Fuqua turned this tragedy into a mission, and while his commitment is unwavering, his assessment of life in 2022 is stark.

“Nothing’s changed. In the last 15 years, it’s gotten worse, actually,” he says.

That’s where he hopes credible messengers can help.

While he is one of those messengers, Fuqua’s life took a different path.

“I’ve never been in jail. I’ve never killed anybody, I never sold drugs, but I’m credible because I’m in my community,” he says.

Growing up in a Bridgeton apartment complex at the height of the crack epidemic in the late 1980s and early ‘90s, Fuqua saw plenty of suffering.

Many of his family members and friends got caught up in drugs and violence, but, “I wanted to do something different.”

Life Worth Living Basketball League at the Alms Center in Bridgeton, Monday, March 7, 2022. Joe Warner | For NJ Advance Media

Race and opportunity

Through Life Worth Living, Fuqua has forged relationships with city and church leaders in Bridgeton to have access to basketball courts and baseball fields for kids.

“The idea is to create fun,” Fuqua says. “If you ain’t sitting around angry, that’s a good thing. Because idle time is the devil’s playground.”

Unlike other communities, Bridgeton doesn’t have a dedicated recreation center and Fuqua wants that to change so that kids aren’t constantly reminded of their limited choices when they look outside.

“The basketball court that I played on my whole life, now when you look through those woods when you stand on that basketball court, you see Kintock (halfway house) and you see South Woods (state prison),” he says.

Bridgeton Mayor Albert Kelly says he’s working with an organization on a plan for a rec center.
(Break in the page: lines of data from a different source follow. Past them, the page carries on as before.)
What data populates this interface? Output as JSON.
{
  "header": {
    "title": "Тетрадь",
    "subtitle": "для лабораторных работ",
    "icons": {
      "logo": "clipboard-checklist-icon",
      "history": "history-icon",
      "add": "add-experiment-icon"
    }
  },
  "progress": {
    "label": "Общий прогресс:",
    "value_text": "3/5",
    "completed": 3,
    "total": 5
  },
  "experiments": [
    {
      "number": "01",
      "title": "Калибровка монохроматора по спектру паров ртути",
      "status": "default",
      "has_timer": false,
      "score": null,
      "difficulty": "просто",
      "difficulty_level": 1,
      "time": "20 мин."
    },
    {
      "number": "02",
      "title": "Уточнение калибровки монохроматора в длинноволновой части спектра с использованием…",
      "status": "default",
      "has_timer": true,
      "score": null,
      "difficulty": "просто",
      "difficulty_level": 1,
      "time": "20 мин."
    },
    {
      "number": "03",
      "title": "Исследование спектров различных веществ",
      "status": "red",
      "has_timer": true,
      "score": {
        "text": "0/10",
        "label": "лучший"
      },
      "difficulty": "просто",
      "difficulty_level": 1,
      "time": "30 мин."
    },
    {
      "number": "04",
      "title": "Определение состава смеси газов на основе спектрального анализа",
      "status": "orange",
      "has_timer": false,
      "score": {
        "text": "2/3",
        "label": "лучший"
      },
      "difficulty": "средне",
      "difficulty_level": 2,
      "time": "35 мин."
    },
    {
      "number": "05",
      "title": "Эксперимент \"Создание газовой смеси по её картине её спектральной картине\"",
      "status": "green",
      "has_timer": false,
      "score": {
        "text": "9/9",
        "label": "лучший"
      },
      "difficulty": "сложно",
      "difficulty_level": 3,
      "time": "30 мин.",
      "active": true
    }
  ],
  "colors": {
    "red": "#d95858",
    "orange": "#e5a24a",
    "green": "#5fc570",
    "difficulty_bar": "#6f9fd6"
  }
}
“My feeling has always been that the best crime prevention or violence prevention is activities,” Kelly says. “I want to do something that we can utilize continuously on behalf of the youth.”

Between lack of transportation — many families don’t have cars — and parents working odd hours, Bridgeton kids have few chances to get to spots out of town for recreation.

One of the programs at Life Worth Living is called “Beyond the Block.” They acquired a small bus to transport kids to activities out of the area.

“Because if we can show you something different, you might do something different,” Fuqua says.

He sees the generational challenges in his community and wants kids to pursue bigger dreams.

“I know for a fact there are places in America where kids are expected to graduate high school and go on to college or go on to the military and get a career,” he says. “We’re excited when our kids are staying out of trouble because that’s what’s been bred here. Our kids aren’t inheriting great things. They’re inheriting trauma.”

And you can’t ignore the fact that race plays a factor in the opportunities available to young people in Bridgeton, Fuqua says. Bridgeton’s population is 50% Hispanic and 34% Black, while Cumberland County overall is 31% Hispanic and 19% Black.

“Our young kids in the black and brown communities aren’t given the tools to make it,” he says.

Mayor Kelly, who is Black and grew up in Bridgeton, says race is a big reason why many families in his city are stuck in a socio-economic rut.

“There’s always been a bias against people of color,” he says. “I’m not saying everyone’s a racist by any stretch of the imagination, but there is a bias and many of our families of color do not have the resources available to them to be able to independently lift their families out of poverty.”

Denim Hornes listens as his father, Dwayne Watford, talks about the seemingly never-ending cycle to violence in Bridgeton, Thursday, May 5, 2022. Dave Hernandez | For NJ Advance Media

As work to address these issues continues, Watford hopes his son Denim, who recently turned 15, can prosper in school and on the basketball court, while staying out of trouble.

He tries to use his own experiences and the recent shootings to educate Denim.

“I used to be out on the streets, even after I did 12 years,” Watford admits. “It was hard.”

He has worked since then to build a better life for himself and his son, and tries to reassure Denim that the family will make it.

“I want him to live. I want him to see his dreams,” Watford says. “He worries a lot about me. I tell him, son, I love you and you’re one of the reasons why I’ve changed.”